A mere 6 examples (maybe 5 after train/test split?) is both inadequate to usefully train a larger neural classifier, and to the extent the classifer might be easily trained (indeed 'overfit') to the 5 training examples, it won't necessarily have learned anything generalizable to the one hold-out example (which is using vectors quite far from the training texts). (With such a paucity of training data, & testing using inputs that might be arbitrarily different than the training data, "very poor" performance would be expected. Neural nets require lots of varied training examples!)
Finally, the strategy of creating combined-embeddings-by-averaging, as investigated by your linked paper, is another atypical practice that seems fishy to me.

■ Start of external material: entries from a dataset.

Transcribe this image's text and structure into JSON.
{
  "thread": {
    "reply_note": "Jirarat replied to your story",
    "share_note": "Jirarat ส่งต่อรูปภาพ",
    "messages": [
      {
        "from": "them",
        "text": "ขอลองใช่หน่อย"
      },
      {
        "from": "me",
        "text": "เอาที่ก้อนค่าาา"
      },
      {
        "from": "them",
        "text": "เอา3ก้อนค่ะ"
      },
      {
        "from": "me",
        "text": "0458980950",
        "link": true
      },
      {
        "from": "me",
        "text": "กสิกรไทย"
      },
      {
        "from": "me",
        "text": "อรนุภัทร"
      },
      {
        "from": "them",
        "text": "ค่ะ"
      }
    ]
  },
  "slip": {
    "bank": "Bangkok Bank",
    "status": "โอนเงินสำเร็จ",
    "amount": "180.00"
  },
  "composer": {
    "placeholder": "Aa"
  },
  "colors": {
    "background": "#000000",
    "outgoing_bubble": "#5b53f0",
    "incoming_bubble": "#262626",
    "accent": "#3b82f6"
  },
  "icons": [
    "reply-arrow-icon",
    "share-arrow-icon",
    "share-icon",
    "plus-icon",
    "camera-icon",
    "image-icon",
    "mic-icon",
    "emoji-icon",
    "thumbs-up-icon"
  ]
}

Even if it could offer some benefits, there's no reason to mix that atypical, somewhat non-intuitive extra practice into your experiment before even having things work with a more typical and simple baseline approach, for comparison, to be sure the extra 'meta'/averaging is worth the complication.

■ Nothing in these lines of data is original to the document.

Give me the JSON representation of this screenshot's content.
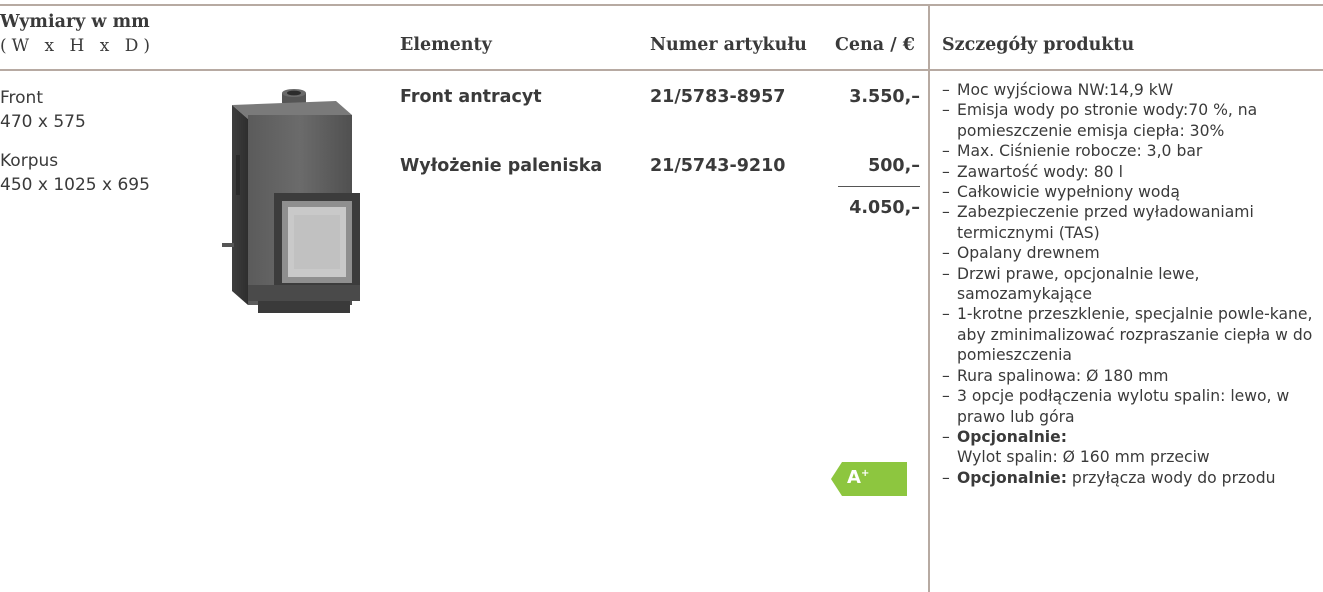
{
  "header": {
    "dimensions_title": "Wymiary w mm",
    "dimensions_subtitle": "(W x H x D)",
    "elements": "Elementy",
    "article_number": "Numer artykułu",
    "price": "Cena / €",
    "details": "Szczegóły produktu"
  },
  "dimensions": {
    "front_label": "Front",
    "front_value": "470 x 575",
    "korpus_label": "Korpus",
    "korpus_value": "450 x 1025 x 695"
  },
  "items": [
    {
      "name": "Front antracyt",
      "article": "21/5783-8957",
      "price": "3.550,–"
    },
    {
      "name": "Wyłożenie paleniska",
      "article": "21/5743-9210",
      "price": "500,–"
    }
  ],
  "total": "4.050,–",
  "energy_class": {
    "letter": "A",
    "sup": "+",
    "color": "#8dc63f"
  },
  "details": [
    {
      "text": "Moc wyjściowa NW:14,9 kW"
    },
    {
      "text": "Emisja wody po stronie wody:70 %, na pomieszczenie emisja ciepła: 30%"
    },
    {
      "text": "Max. Ciśnienie robocze: 3,0 bar"
    },
    {
      "text": "Zawartość wody: 80 l"
    },
    {
      "text": "Całkowicie wypełniony wodą"
    },
    {
      "text": "Zabezpieczenie przed wyładowaniami termicznymi (TAS)"
    },
    {
      "text": "Opalany drewnem"
    },
    {
      "text": "Drzwi prawe, opcjonalnie lewe, samozamykające"
    },
    {
      "text": "1-krotne przeszklenie, specjalnie powle-kane, aby zminimalizować rozpraszanie ciepła w do pomieszczenia"
    },
    {
      "text": "Rura spalinowa: Ø 180 mm"
    },
    {
      "text": "3 opcje podłączenia wylotu spalin: lewo, w prawo lub góra"
    },
    {
      "bold": "Opcjonalnie:",
      "text": "Wylot spalin: Ø 160 mm przeciw"
    },
    {
      "bold": "Opcjonalnie:",
      "text": "przyłącza wody do przodu"
    }
  ]
}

The paper itself doesn't really show any advantage over concatenation, which has a stronger theoretical basis (preserving each model's full independent spaces) than averaging, except by a tiny amount in 1-of-6 tests. Further, average of GLoVe & CBOW performs the same or worse than GLoVe alone on 3 on their 6 evaluations – and pretty minimally better on the 3 other evaluations. That implies to me the outperformance might be mainly random jitter introduced by the extra steps, and the averaging is – at best – a cheap option to consider as a tiny boost, not a generally-better approach.
The paper also leaves many natural related questions unaddressed:
There's other work suggesting post-training transformations of word-vector spaces may improve performance on downstream tasks – see for example 'All But The Top' – so which steps, exactly, get which advantages is important to distinguish.